Je cite une réflexion du Père Jean-François Noël, prêtre psychanalyste :
« On doit faire une distinction entre deux parties du psychisme. Une première, qui comme un outil qui s’adapte aux âges, aux circonstances, évolue, se prête aux transformations qui lui sont imposées par son histoire. Mais il est une autre partie plus cachée, plus résistante qui recèle les blessures intimes. C’est cette part qui demande certes du soin, mais aussi du savoir-faire.
C’est la part modifiable qui est justement l’objet de révision. Je prends des exemples. Je suis coléreux, jaloux, ou susceptible. Je peux en prenant conscience de ce symptôme répétitif, retrouver le comment et le pourquoi de ce scénario et démonter sa compulsion de répétition.

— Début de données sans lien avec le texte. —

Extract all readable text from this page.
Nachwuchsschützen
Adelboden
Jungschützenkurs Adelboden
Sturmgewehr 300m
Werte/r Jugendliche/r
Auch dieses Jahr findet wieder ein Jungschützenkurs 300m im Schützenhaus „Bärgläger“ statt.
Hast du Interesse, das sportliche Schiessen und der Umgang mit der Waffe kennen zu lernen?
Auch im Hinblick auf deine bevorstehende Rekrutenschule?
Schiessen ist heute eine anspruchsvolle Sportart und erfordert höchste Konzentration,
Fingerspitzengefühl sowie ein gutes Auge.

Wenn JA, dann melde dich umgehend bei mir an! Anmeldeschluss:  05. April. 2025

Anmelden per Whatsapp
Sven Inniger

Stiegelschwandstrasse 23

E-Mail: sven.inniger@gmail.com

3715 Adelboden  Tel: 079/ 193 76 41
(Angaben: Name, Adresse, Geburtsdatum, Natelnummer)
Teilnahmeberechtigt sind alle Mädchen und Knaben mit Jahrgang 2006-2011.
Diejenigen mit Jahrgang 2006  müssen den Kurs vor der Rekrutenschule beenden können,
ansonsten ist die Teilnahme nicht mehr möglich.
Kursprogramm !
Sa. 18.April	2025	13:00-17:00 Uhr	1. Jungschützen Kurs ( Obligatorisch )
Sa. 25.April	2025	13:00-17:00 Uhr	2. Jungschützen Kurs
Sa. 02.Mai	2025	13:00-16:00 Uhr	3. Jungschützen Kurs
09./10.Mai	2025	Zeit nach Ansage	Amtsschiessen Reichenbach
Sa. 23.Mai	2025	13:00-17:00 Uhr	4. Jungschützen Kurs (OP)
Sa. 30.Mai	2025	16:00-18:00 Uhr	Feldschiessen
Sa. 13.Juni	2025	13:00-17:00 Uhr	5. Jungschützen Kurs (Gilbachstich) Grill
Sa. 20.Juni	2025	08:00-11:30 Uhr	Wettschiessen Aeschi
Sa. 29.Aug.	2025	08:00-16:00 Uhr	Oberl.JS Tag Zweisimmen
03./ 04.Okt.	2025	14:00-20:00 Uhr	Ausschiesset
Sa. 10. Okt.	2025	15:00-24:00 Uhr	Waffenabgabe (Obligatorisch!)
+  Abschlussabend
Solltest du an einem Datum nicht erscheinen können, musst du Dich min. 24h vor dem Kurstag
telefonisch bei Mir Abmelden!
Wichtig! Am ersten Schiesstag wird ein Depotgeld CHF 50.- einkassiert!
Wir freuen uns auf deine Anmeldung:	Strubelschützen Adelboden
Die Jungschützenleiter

Et puis, il faut reconnaître qu’il y a aussi un ombilic dans mon symptôme, une part résistante, un inguérissable qui vient démentir cette illusion sur laquelle nombre de thérapeutes jouent, la guérison radicale, la santé retrouvée. Non tout ne peut pas être guéri, il y aura toujours une croix dans ma vie, dans mon esprit, dans mon corps, et dans mon âme. Et ce n’est pas celle que j’aurais choisie… »
Le travail sur soi, la connaissance de soi est nécessaire pour suivre le Christ, mais elle n’est pas suffisante sur notre chemin de sainteté. Il nous faut le compagnonnage de l’Esprit Saint
On a l’habitude de dire que l‘Esprit, c’est comme « un souffle », une respiration, parce que la racine en hébreu du mot Esprit est « ruah » qui veut dire soit l’air qui est en dedans de nous qui remplit les poumons et qui fait vivre, soit l’air qui est autour de nous et autour des êtres qui habitent le monde. Il est aussi une présence au plus intime de nous-même. Saint Paul nous le dit : « L’Esprit Saint a été livré en nos cœurs par le Christ et Il crie en nous Abba Père ». « L’Esprit de Dieu habite en vous ». « L’Esprit du Christ, le Christ est en vous. »
L’Esprit est donc présence de Dieu en nous, présence du Christ, communication du Père et du Fils en nous et en dehors de nous.
La mission de l’Esprit Saint, c’est d’être l’interprète du Christ qui nous révèle le Père. Que nous révèle-t-il sinon la manière d’aimer de Dieu ? Le don de l’Esprit Saint, c’est aussi l’invitation de s’aimer soi et d’aimer son prochain sur le mode divin. Pour ce passage du mode humain au mode divin pour plus d’humanité, l’Esprit Saint nous protège des forces de mort qui nous ferment sur nous-mêmes. L’Esprit Saint nous conduit, nous purifie sans cesse, notamment à travers les sacrements. Quelle est notre réponse ? la meilleure réponse, c’est d’accepter l’élan provoqué en nous par l’Esprit Saint pour sortir de soi à la rencontre de l’autre, décoller de soi par un certain renoncement. Quel renoncement ? C’est l’invitation à renoncer à soi pour l’autre, à renoncer à la puissance, à l’emprise, à tout ce qui peut écraser l’autre. Plus que cela : renoncer à ce que l’autre nous fasse du bien et tant mieux s’il nous en fait.
Nous avons besoin d’une motivation, celle que Dieu nous donne mais pour cela, il nous faut entrer dans le mode divin, c’est à cela que nous sommes invités. Renoncer à soi pour recevoir de Dieu ce que nous sommes, jeter notre manque devant Dieu pour découvrir devant Lui qui nous sommes vraiment : des êtres capables d’aimer.
Nous sommes des êtres de louange capable d’aimer quand nous sommes centrés sur le Christ, ouvert à l’action de l’Esprit Saint, tourné vers le Père. Alors, nous nous pouvons devenir vraiment ce que nous sommes.